The present chapter assesses the impact of infrastructure on the urbanization by smart cities in India. Smart city urbanization is measured by population, density, and growth rate of the population of the 85 smart cities in India. On the other hand, smart city-wise availability of infrastructure is measured by the considering city level total road length, number of latrines, water supply capacities, number of electricity connections, hospitals, schools, colleges, universities, banks, and credit societies.
The factor analysis is used to create an infrastructure index by considering all the infrastructure variables. The OLS regression analysis is used to measure the impact of infrastructure on urbanization. The OLS regression results suggest that the availability of infrastructure has a positive and statistically significant effect on the urbanization measured by the smart city population and densities of the smart city population. This indicates that the smart city mission promotes India’s urbanization.

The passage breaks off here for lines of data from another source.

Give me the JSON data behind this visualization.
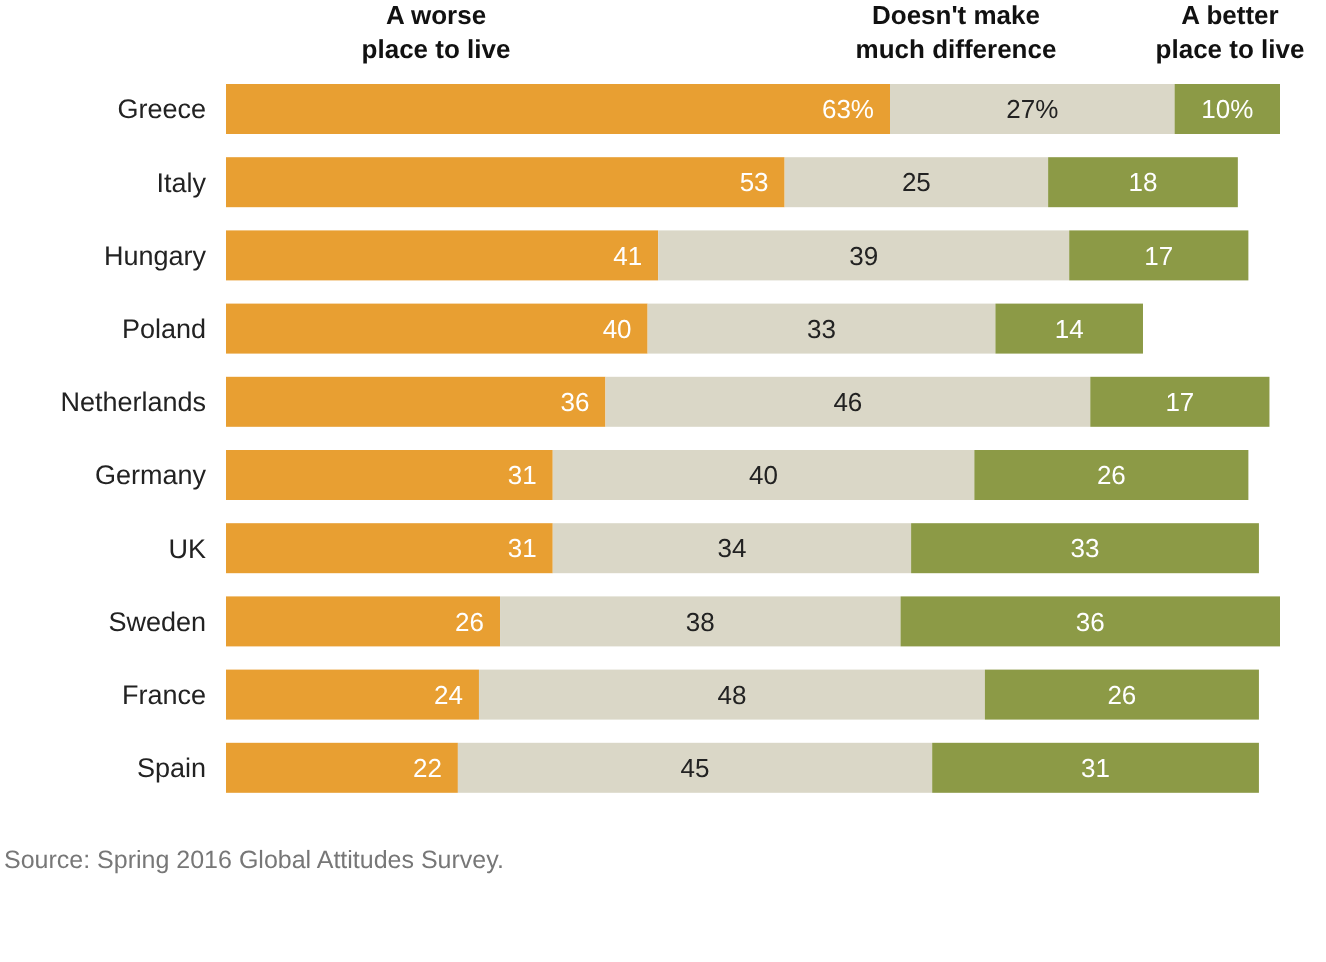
{
  "chart_data": {
    "type": "bar",
    "orientation": "horizontal",
    "stacked": true,
    "legend": "top",
    "categories": [
      "Greece",
      "Italy",
      "Hungary",
      "Poland",
      "Netherlands",
      "Germany",
      "UK",
      "Sweden",
      "France",
      "Spain"
    ],
    "series": [
      {
        "name": "A worse place to live",
        "color": "#e89f32",
        "values": [
          63,
          53,
          41,
          40,
          36,
          31,
          31,
          26,
          24,
          22
        ],
        "value_labels": [
          "63%",
          "53",
          "41",
          "40",
          "36",
          "31",
          "31",
          "26",
          "24",
          "22"
        ]
      },
      {
        "name": "Doesn't make much difference",
        "color": "#dad7c7",
        "values": [
          27,
          25,
          39,
          33,
          46,
          40,
          34,
          38,
          48,
          45
        ],
        "value_labels": [
          "27%",
          "25",
          "39",
          "33",
          "46",
          "40",
          "34",
          "38",
          "48",
          "45"
        ]
      },
      {
        "name": "A better place to live",
        "color": "#8c9a46",
        "values": [
          10,
          18,
          17,
          14,
          17,
          26,
          33,
          36,
          26,
          31
        ],
        "value_labels": [
          "10%",
          "18",
          "17",
          "14",
          "17",
          "26",
          "33",
          "36",
          "26",
          "31"
        ]
      }
    ],
    "annotations": [
      "Source: Spring 2016 Global Attitudes Survey."
    ]
  }
}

India’s cities and towns are having a serious lack of adequate infrastructure facilities. The Report on Indian Urban Infrastructure and Services  urged that urban India severely faces deficiency in the provision of urban public services such as street lights, solid waste management, roads, sewerage, and drinking water. The report estimated that Rs 39.2 lakh crores at 2009–10 prices are required over a 20-year period to achieve this growth. The outlay on urban roads accounts for Rs 17.3 lakh crore (or 44%) of this amount. In this perspective, the smart cities mission is appropriate for the promotion of urbanization in India by huge investment in infrastructure. It is very much important to indicate that India had a total of 7935 cities and towns in 2011. Therefore, smart cities initiatives only for 100 cities may not fulfill the urbanization dream for India. In the coming years, India should have more smart cities to explore the benefits of urbanization for higher economic growth.